Porém ainda mais criminoso que essa incitação ao homicídio é o esforço da mídia para abafar a notícia mais importante do ano: o deputado Alberto Fraga (PMDB-DF) anunciou na Câmara possuir provas cabais de que o PT foi financiado pelas Farc nas últimas eleições federais e estaduais. Embora o deputado já tenha coletado 86 assinaturas para um pedido de CPI, nada disso sai nos jornais ou na TV. Provavelmente também não se divulgará no Fórum da Liberdade, que, por falta de apoio do empresariado, foi reduzido ao tipo de oposição autocastrada que é mesmo o único que cabe num país governado por parceiros de Fidel Castro.

Enquanto isso, o governo brasileiro admite que os líderes das Farc estão confortavelmente instalados no território nacional e, é claro, nada faz para perturbar o sossego de tão ilustres visitantes, responsáveis, segundo seu sócio Beira-Mar, pelo fornecimento de duzentas toneladas de cocaína, por ano, ao mercado brasileiro. Falar de “colombianização” do Brasil, diante disso, é otimismo: na Colômbia, as Farc estão fora da lei; no Brasil, sob a proteção da lei.

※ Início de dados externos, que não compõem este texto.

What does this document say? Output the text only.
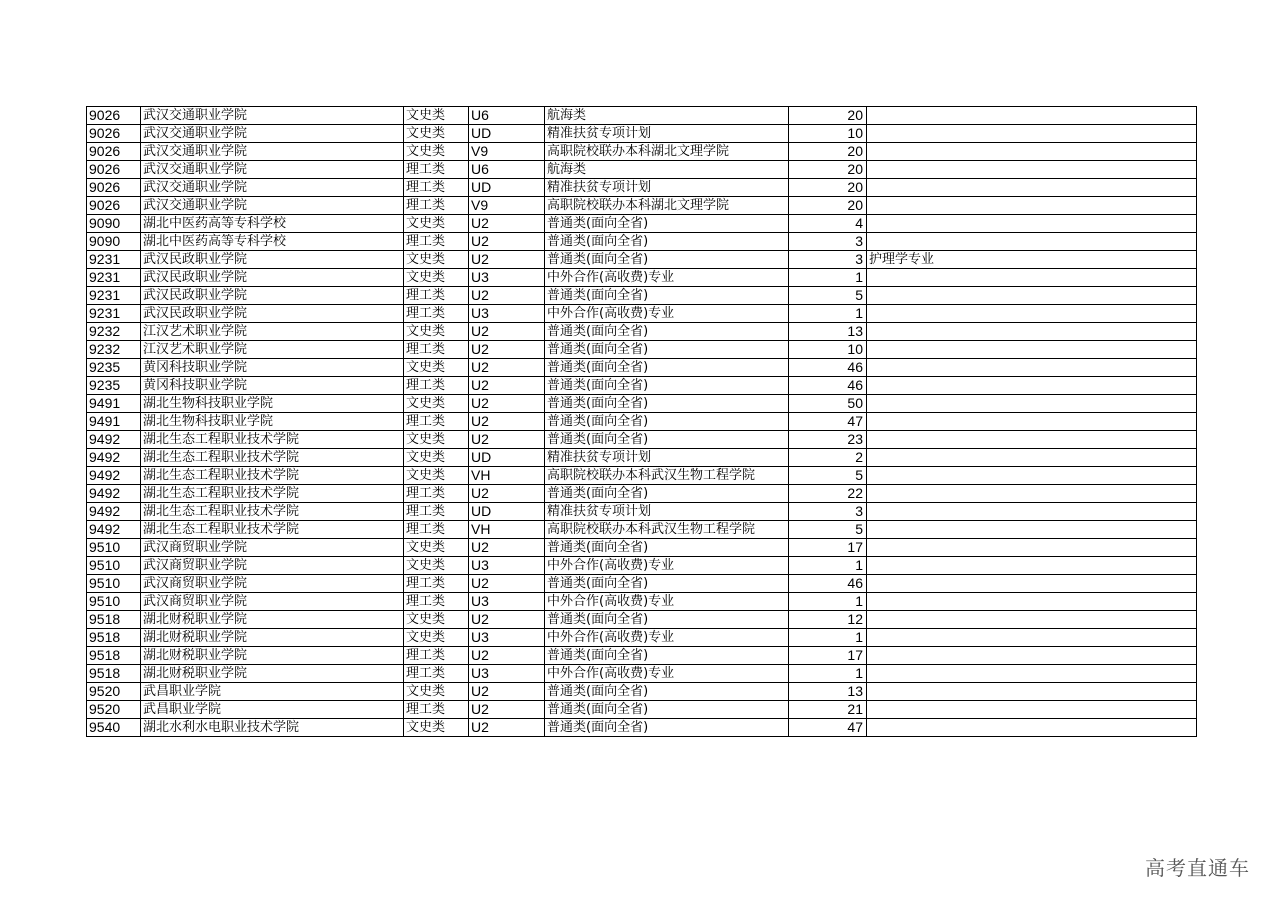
9026	武汉交通职业学院	文史类	U6	航海类	20	
9026	武汉交通职业学院	文史类	UD	精准扶贫专项计划	10	
9026	武汉交通职业学院	文史类	V9	高职院校联办本科湖北文理学院	20	
9026	武汉交通职业学院	理工类	U6	航海类	20	
9026	武汉交通职业学院	理工类	UD	精准扶贫专项计划	20	
9026	武汉交通职业学院	理工类	V9	高职院校联办本科湖北文理学院	20	
9090	湖北中医药高等专科学校	文史类	U2	普通类(面向全省)	4	
9090	湖北中医药高等专科学校	理工类	U2	普通类(面向全省)	3	
9231	武汉民政职业学院	文史类	U2	普通类(面向全省)	3	护理学专业
9231	武汉民政职业学院	文史类	U3	中外合作(高收费)专业	1	
9231	武汉民政职业学院	理工类	U2	普通类(面向全省)	5	
9231	武汉民政职业学院	理工类	U3	中外合作(高收费)专业	1	
9232	江汉艺术职业学院	文史类	U2	普通类(面向全省)	13	
9232	江汉艺术职业学院	理工类	U2	普通类(面向全省)	10	
9235	黄冈科技职业学院	文史类	U2	普通类(面向全省)	46	
9235	黄冈科技职业学院	理工类	U2	普通类(面向全省)	46	
9491	湖北生物科技职业学院	文史类	U2	普通类(面向全省)	50	
9491	湖北生物科技职业学院	理工类	U2	普通类(面向全省)	47	
9492	湖北生态工程职业技术学院	文史类	U2	普通类(面向全省)	23	
9492	湖北生态工程职业技术学院	文史类	UD	精准扶贫专项计划	2	
9492	湖北生态工程职业技术学院	文史类	VH	高职院校联办本科武汉生物工程学院	5	
9492	湖北生态工程职业技术学院	理工类	U2	普通类(面向全省)	22	
9492	湖北生态工程职业技术学院	理工类	UD	精准扶贫专项计划	3	
9492	湖北生态工程职业技术学院	理工类	VH	高职院校联办本科武汉生物工程学院	5	
9510	武汉商贸职业学院	文史类	U2	普通类(面向全省)	17	
9510	武汉商贸职业学院	文史类	U3	中外合作(高收费)专业	1	
9510	武汉商贸职业学院	理工类	U2	普通类(面向全省)	46	
9510	武汉商贸职业学院	理工类	U3	中外合作(高收费)专业	1	
9518	湖北财税职业学院	文史类	U2	普通类(面向全省)	12	
9518	湖北财税职业学院	文史类	U3	中外合作(高收费)专业	1	
9518	湖北财税职业学院	理工类	U2	普通类(面向全省)	17	
9518	湖北财税职业学院	理工类	U3	中外合作(高收费)专业	1	
9520	武昌职业学院	文史类	U2	普通类(面向全省)	13	
9520	武昌职业学院	理工类	U2	普通类(面向全省)	21	
9540	湖北水利水电职业技术学院	文史类	U2	普通类(面向全省)	47	
高考直通车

Não só da lei, decerto. Se, por um lado, a articulação da narcoguerrilha continental com o terrorismo muçulmano já está mais que comprovada pela presença maciça de representantes deste último no governo Hugo Chávez e na Tríplice Fronteira, a mídia, por sua vez, está empenhada numa fortíssima campanha para demonizar as tropas anglo-americanas e livrar a cara do regime Saddam Hussein, abrigo e fortaleza de tantas organizações terroristas.

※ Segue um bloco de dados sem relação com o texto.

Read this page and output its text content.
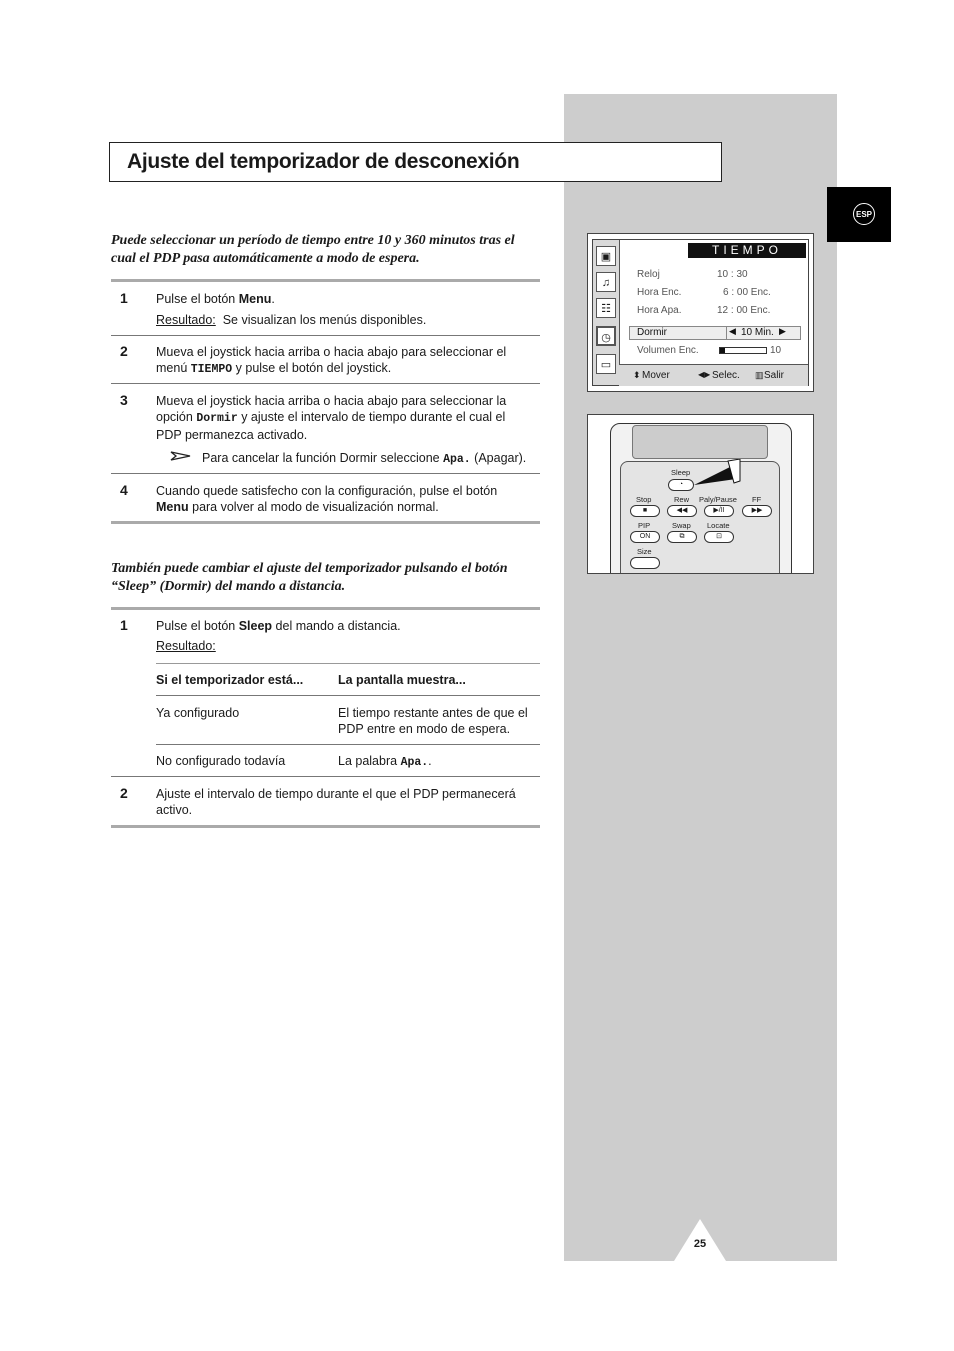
Ajuste del temporizador de desconexión
ESP
Puede seleccionar un período de tiempo entre 10 y 360 minutos tras el cual el PDP pasa automáticamente a modo de espera.
1 Pulse el botón Menu.
Resultado: Se visualizan los menús disponibles.
2 Mueva el joystick hacia arriba o hacia abajo para seleccionar el menú TIEMPO y pulse el botón del joystick.
3 Mueva el joystick hacia arriba o hacia abajo para seleccionar la opción Dormir y ajuste el intervalo de tiempo durante el cual el PDP permanezca activado.
Para cancelar la función Dormir seleccione Apa. (Apagar).
4 Cuando quede satisfecho con la configuración, pulse el botón Menu para volver al modo de visualización normal.
También puede cambiar el ajuste del temporizador pulsando el botón “Sleep” (Dormir) del mando a distancia.
1 Pulse el botón Sleep del mando a distancia.
Resultado:
Si el temporizador está...	La pantalla muestra...
Ya configurado	El tiempo restante antes de que el PDP entre en modo de espera.
No configurado todavía	La palabra Apa..
2 Ajuste el intervalo de tiempo durante el que el PDP permanecerá activo.
▣
♫
☷
◷
▭
TIEMPO
Reloj	10 : 30
Hora Enc.	6 : 00 Enc.
Hora Apa.	12 : 00 Enc.
Dormir	◀ 10 Min. ▶
Volumen Enc.	10
⬍ Mover	◀▶ Selec. ▥ Salir
Sleep
◔
Stop	Rew Paly/Pause FF
■	◀◀	▶/II	▶▶
PIP	Swap Locate
ON	⧉	⊡
Size
25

É lógico, também, que o sr. Luiz Eduardo Soares, uma das estrelas do Fórum da Liberdade este ano, e ele próprio um servidor da revolução mundial, dificilmente será incomodado com menções a temas tão desagradáveis, mas será deixado à vontade para expor a teoria oficial, segundo a qual a miséria e o desemprego geraram, por vias miraculosas e incompreensíveis, a máquina bilionária do narcotráfico e dos seqüestros, toda ela articulada politicamente no Foro de São Paulo, entidade fundada e liderada pelo nosso presidente da República.

Houve época em que por nada deste mundo eu perderia a oportunidade de espremer o sr. Luiz Eduardo com perguntas que, na minha ausência, ninguém lhe fará. Mas agora não posso: estou muito ocupado tratando de salvar a minha pele, e creio não estar longe o dia em que os leitores se verão em idêntico desconforto.